The most recent opinion polls show support for Merkel's conservative bloc - her Christian Democratic Union (CDU) and the Bavarian Christian Social Union (CSU) - at around 39 percent, about 13 points ahead of the SPD, the second-biggest party.

That virtually guarantees that Merkel, whose staunch defence of German interests during the crisis has sent her approval ratings soaring over 60 percent, will stay on as chancellor.

“I voted for CDU because they're a serious party and in the last eight years they've really moved the country forward,” said policeman Jochen Anders, 58, after casting his ballot in Berlin.

“They have reduced our debts significantly, brought us through the euro zone and financial crises successfully and the economy has recovered,” he said.

Merkel, who grew up in communist East Germany, has presided over a robust economy and booming labour market.
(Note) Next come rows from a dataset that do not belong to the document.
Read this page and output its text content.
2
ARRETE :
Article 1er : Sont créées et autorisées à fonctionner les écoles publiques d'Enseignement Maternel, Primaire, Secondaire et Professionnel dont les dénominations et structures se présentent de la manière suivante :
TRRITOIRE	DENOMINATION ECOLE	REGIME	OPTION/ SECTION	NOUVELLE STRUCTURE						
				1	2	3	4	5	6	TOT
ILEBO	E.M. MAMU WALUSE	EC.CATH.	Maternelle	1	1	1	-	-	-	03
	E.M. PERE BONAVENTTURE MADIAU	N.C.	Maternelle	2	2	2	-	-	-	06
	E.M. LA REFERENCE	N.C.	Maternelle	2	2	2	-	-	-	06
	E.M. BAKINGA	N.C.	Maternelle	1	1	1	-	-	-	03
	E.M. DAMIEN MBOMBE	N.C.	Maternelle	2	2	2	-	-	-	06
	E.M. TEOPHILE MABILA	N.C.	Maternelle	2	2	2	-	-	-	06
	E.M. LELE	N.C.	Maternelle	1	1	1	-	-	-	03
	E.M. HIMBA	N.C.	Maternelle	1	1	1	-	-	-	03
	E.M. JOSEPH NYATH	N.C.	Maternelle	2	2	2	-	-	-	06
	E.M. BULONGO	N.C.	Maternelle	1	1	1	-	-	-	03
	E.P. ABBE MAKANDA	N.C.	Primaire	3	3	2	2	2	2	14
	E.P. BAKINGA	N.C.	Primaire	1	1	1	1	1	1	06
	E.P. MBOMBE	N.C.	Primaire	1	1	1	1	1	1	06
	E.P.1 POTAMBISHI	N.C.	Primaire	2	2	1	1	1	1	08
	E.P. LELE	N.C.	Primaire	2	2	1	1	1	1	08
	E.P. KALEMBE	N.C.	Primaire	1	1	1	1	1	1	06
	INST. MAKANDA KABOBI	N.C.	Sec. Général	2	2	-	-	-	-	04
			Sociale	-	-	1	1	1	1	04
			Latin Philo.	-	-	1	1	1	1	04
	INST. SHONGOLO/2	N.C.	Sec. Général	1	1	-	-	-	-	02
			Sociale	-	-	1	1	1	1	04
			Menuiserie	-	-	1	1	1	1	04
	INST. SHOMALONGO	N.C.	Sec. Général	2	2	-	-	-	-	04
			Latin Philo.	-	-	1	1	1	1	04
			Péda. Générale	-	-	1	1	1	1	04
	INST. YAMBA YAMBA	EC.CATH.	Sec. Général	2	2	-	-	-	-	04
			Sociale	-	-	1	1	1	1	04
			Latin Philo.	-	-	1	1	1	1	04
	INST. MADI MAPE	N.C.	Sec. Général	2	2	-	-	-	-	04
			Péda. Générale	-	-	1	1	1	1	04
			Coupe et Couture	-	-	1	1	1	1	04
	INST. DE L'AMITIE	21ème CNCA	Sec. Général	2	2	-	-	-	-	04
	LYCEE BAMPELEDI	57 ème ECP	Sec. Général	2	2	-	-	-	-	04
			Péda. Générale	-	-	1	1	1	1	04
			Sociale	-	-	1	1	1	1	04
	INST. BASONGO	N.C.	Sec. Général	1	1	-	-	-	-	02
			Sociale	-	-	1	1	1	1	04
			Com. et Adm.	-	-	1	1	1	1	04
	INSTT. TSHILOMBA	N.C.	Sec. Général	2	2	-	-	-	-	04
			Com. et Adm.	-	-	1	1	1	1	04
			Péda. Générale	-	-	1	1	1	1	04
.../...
The 59-year-old's “step by step” leadership style is criticised abroad as too timid but applauded by many at home, where she was cheered as “Mutti”, or Mum, on the campaign trail.

The SPD's Steinbrueck, a 66-year-old former finance minister, voted in the former West German capital Bonn.

“I feel very good ... Now it is finally time for the voters to decide,” he told reporters.

The first exit polls will be published at 6 pm (1600 GMT). Of the 62 million Germans eligible to vote, out of a population of 80 million, about a third described themselves in the run-up to the election as undecided, adding to the uncertainty.

Merkel wants to continue the centre-right coalition with the business-friendly Free Democrats (FDP) she has led for the past four years, but they have seen their support slide from 14.6 percent in the 2009 vote to just 5 percent.

A poor FDP result would force Merkel to court the SPD, with whom she governed in a right-left coalition in 2005-09.

The SPD, which lost voters after that experiment, would exact a high price in such talks, including top cabinet posts such as the finance ministry and acceptance of key parts of its platform, such as a minimum wage and tax hikes for the wealthy.

“They will be the most difficult coalition talks ever,” said Frank Decker, a political scientist at Bonn University.

The wild card in the election is the Alternative for Germany (AfD), a seven-month-old party that has seized on voter fears about the cost of euro zone bailouts, for which Germany, Europe's largest economy, underwrites the biggest share.

Led by a group of renegade academics, lawyers and journalists, the AfD wants an “orderly dismantling” of the euro and says Germans should consider returning to the Deutsche Mark.

Their tough stance on euro zone stragglers and on immigration has led some to reconsider their voting intentions.

“I like the SPD but I also like it that the AfD wants to get rid of the euro and expel foreigners who are lazy and just living off the state,” said Jacqueline Preuss, 43, a car industry employee in Berlin.

If the AfD nudges above the 5 percent mark needed to enter parliament, it will be the first new party in the Bundestag since 1990 and the only one to favour a breakup of the euro, the currency created in 1999 and now shared by 17 countries.

“If the AfD enters parliament, it will change the euro debate in Germany,” a close aide to Merkel told Reuters.

Should the party win seats, Merkel could be denied her centre-right government of choice.

Speaking to 4 000 supporters at the Tempodrom arena in Berlin on Saturday, she seemed to acknowledge that risk, departing from script to urge voters to stand by the euro.

“A stable euro is not only good for Europe, it is crucial for Germany as well,” Merkel said. “It guarantees our well-being and our jobs.”

Even if Merkel is able to preserve her centre-right government with the FDP, she will probably have to rule with a much smaller majority in the Bundestag and deal with an SPD-dominated upper house that could block major legislation,

Regardless of her coalition, she faces major challenges in a new term, from bedding down her shift from nuclear to renewable power to fending off a demographic crisis, and setting out a vision for Europe, which may be past the acute phase of its crisis but is still plagued by recession and unemployment.